| DIFFICULTIES OF DAIGNOSING LOBULAR CARCINOMA
A sixty-five year old lady was referred to the Clinic by her gynaecologist with a lump in her right breast. She had been aware of a thickening in the breast for between three and six months. Six months prior to presentation, she had a screening mammogram which was reported as normal. Three months later, the patient presented to her GP with a thickening in her right breast. Mammogram and ultrasound were performed at that time and reported as normal. Biopsy was not performed.
On presentation to the Clinic a further three months later there was a tender thickening in the right upper outer quadrant with associated nipple retraction. There was no lymphadenopathy.
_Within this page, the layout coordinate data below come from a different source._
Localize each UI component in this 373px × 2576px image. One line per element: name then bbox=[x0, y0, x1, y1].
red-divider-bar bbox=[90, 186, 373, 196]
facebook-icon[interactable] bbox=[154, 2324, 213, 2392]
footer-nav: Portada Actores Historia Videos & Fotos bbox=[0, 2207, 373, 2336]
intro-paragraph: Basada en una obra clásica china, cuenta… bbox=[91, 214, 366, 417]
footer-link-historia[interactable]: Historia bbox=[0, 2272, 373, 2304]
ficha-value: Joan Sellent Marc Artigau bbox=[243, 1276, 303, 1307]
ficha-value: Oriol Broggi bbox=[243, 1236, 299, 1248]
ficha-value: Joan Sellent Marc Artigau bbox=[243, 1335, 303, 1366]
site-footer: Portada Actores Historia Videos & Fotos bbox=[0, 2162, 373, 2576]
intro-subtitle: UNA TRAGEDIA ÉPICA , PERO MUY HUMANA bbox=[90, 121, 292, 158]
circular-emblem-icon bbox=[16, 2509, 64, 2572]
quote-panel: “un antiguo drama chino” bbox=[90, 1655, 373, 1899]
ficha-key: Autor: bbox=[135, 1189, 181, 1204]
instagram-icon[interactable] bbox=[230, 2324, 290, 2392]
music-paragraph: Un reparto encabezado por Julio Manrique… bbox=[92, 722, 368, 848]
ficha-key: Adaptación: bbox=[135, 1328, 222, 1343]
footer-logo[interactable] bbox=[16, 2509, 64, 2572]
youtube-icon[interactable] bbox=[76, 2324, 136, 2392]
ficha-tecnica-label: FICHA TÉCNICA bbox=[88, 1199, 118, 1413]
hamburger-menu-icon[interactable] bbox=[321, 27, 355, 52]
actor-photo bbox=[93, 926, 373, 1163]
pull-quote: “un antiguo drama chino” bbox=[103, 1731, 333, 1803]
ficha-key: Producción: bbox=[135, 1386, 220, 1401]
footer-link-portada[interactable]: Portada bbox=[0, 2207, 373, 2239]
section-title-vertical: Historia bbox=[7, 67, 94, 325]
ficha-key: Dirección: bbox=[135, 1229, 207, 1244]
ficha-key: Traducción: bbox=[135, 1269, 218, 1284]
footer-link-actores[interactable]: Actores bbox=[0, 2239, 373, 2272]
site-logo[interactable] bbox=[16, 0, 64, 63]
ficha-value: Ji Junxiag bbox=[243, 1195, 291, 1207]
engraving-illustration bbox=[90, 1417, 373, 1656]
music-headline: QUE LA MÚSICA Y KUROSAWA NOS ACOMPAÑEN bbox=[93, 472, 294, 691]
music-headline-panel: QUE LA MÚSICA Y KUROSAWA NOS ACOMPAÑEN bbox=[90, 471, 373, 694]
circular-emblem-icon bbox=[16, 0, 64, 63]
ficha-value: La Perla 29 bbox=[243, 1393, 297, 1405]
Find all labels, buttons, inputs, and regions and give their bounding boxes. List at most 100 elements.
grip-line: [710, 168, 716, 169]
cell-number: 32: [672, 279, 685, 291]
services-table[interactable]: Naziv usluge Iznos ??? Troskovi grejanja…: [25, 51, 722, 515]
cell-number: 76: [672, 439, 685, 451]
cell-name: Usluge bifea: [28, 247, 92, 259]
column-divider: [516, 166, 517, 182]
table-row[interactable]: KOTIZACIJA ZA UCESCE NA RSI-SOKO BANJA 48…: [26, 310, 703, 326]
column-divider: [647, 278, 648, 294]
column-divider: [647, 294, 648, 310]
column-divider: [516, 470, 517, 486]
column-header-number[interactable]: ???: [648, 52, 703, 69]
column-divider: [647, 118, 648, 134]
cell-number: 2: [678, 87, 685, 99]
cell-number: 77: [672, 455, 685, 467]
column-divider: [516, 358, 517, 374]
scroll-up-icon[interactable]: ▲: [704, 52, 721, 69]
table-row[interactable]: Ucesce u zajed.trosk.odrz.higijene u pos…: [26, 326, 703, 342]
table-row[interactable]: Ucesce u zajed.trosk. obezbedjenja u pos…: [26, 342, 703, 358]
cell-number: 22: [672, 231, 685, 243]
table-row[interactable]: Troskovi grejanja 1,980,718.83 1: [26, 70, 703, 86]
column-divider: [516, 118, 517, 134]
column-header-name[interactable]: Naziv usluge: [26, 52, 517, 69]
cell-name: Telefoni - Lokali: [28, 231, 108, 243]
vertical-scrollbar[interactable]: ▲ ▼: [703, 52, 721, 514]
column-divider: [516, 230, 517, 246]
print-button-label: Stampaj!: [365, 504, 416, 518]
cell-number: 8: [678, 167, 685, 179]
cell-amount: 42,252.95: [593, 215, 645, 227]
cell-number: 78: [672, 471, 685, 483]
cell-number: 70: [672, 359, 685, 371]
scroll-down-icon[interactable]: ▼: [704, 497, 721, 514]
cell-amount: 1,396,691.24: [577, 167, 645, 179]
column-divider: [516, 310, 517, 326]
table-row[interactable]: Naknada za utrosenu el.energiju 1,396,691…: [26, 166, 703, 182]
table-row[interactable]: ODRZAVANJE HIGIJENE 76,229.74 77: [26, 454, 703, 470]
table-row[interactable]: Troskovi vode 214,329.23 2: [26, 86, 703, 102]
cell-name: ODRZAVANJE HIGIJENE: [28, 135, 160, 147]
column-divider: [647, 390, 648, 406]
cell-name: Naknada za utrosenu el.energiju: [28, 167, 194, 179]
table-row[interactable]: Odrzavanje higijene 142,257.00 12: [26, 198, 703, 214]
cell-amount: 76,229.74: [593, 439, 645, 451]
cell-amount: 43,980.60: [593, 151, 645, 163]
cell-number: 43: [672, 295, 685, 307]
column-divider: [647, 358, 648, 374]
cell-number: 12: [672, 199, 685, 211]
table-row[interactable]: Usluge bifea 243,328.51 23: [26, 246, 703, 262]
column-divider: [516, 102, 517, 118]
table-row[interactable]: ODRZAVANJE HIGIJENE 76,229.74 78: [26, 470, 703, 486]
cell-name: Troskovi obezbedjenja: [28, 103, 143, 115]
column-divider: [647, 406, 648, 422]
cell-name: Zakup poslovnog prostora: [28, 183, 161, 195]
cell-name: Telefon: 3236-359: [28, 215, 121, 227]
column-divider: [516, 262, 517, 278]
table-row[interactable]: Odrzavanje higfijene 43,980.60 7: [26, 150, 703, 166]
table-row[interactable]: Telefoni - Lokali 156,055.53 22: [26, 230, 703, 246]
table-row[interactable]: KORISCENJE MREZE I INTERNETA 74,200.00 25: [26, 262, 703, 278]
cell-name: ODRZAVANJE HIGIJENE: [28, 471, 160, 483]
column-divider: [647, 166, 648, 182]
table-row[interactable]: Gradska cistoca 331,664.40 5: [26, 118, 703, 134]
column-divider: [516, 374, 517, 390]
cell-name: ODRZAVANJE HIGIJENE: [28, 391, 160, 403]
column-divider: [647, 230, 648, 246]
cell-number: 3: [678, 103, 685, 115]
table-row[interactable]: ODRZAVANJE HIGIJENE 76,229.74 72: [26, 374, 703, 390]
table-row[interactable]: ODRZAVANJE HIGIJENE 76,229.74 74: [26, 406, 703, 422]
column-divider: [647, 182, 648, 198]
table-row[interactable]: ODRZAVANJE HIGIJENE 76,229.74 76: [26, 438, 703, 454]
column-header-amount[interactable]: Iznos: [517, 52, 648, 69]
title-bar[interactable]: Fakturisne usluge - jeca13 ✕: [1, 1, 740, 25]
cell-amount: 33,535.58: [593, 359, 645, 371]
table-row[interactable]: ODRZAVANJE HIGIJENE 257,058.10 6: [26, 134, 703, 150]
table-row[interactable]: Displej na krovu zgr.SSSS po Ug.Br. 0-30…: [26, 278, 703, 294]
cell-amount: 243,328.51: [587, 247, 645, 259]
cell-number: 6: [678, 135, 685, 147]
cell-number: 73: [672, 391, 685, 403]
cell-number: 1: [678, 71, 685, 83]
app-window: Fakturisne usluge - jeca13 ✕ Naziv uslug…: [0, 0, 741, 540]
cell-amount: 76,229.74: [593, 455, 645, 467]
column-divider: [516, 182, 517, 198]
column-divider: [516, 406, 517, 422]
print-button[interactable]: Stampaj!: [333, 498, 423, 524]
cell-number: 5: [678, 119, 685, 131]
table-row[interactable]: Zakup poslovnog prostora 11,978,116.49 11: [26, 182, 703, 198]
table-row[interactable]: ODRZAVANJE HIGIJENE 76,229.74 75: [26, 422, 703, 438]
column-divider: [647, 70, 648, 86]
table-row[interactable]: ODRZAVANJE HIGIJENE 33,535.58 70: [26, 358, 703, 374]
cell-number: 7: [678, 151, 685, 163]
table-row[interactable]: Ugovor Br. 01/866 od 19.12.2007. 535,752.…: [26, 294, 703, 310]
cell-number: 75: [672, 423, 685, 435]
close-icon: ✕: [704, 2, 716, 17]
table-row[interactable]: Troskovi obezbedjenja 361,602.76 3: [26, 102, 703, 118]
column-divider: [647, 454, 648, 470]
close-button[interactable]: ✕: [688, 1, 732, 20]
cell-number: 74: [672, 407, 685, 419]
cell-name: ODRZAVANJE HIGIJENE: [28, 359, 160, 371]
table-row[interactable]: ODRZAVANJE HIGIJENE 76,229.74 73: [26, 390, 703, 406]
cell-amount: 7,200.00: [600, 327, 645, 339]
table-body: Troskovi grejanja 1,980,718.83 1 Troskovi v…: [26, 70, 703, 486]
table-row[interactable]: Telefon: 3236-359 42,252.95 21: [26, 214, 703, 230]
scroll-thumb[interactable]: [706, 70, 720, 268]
The outside mammograms were reviewed and further work-up views performed. These revealed a suspicious architectural distortion in the right upper outer quadrant. There was a ‘tent sign’ on the right CC view, indicative of a mass pulling the breast parenchyma into it. In addition, the right breast could be seen to be ‘shrinking’ over time. A right breast ultrasound confirmed the presence of a 2cm malignant mass in the upper outer quadrant.
Fine Needle Aspiration Biopsy (FNAB) of the mass was performed and reported as atypical. Core Biopsy of the lesion revealed an infiltrating lobular carcinoma. Typical of invasive lobular carcinoma, the cells were infiltrating the breast structures in single files and cords, and were surrounded by a fibrous stromal reaction[1].
The patient went on to have a wide local excision of the tumour along with sentinel node biopsy. The histopathology showed a 40mm Grade 1 invasive lobular carcinoma. No lymph nodes were involved.
This case demonstrates some of the difficulties of diagnosing lobular carcinoma, which comprises approximately 8-14% of all breast cancers[2]. Invasive lobular carcinoma is characterised by small, round cells that have only mildly pleomorphic nuclei and are thus difficult to identify on FNAB. They classically infiltrate the stroma in single (“Indian”) file and surround benign breast structures[1]. Infiltration typically does not destroy anatomic structures and is associated with sclerosis, reducing the cell yield at FNAB. A pathological diagnosis of lobular carcinoma frequently requires a core biopsy.
Because the cells invade the normal architecture, lobular carcinomas often fail to form distinct masses and are not obvious on imaging. The clinical findings are often overlooked because a discrete mass is often not palpated, although thickening may be present. Occasionally they present with only focal tenderness.
The mammographic appearance in invasive lobular carcinoma may be benign or may show only subtle parenchymal asymmetry, architectural distortion or non-specific diffuse changes such as decreased breast size (‘shrinking breast’) accompanied by a diffuse increase in density. Occasionally lobular carcinoma presents with a relatively well-circumscribed mass, which may appear benign on mammogram[3]. Sonographically, a hypoechoic ill-defined mass with significant shadowing is the usual finding.
Once again, this case demonstrates the importance of correlating clinical and imaging findings, and of performing a biopsy on any asymmetrical clinical thickening in the breast of a postmenopausal woman who is not on hormone therapy. The Triple Test, upon which breast cancer diagnosis is based, comprises:
- Medical history and clinical breast examination,
- Imaging: mammography and /or ultrasound, and
- Biopsy: FNAB and/or Core biopsy
Dr Lauren Arnold
Breast Physician

References:
- Arpino G , Bardou VJ , Clark GM et al, Infiltrating lobular carcinoma of the breast: tumor characteristics and clinical outcome. Breast Cancer Res 2004, 6:R149-R156
- Harake MD, Maxwell AJ, Sukumar SA . Primary and metastatic lobular carcinoma of the breast. Clin Radiol 2001 Aug:56(8):621-30.
- Krecke KN, Gisvold JJ. Invasive lobular carcinoma of the breast: mammographic findings and extent of disease at diagnosis in 184 patients. AJR Am J Roentgenol. 1993 Nov;161(5):957-60.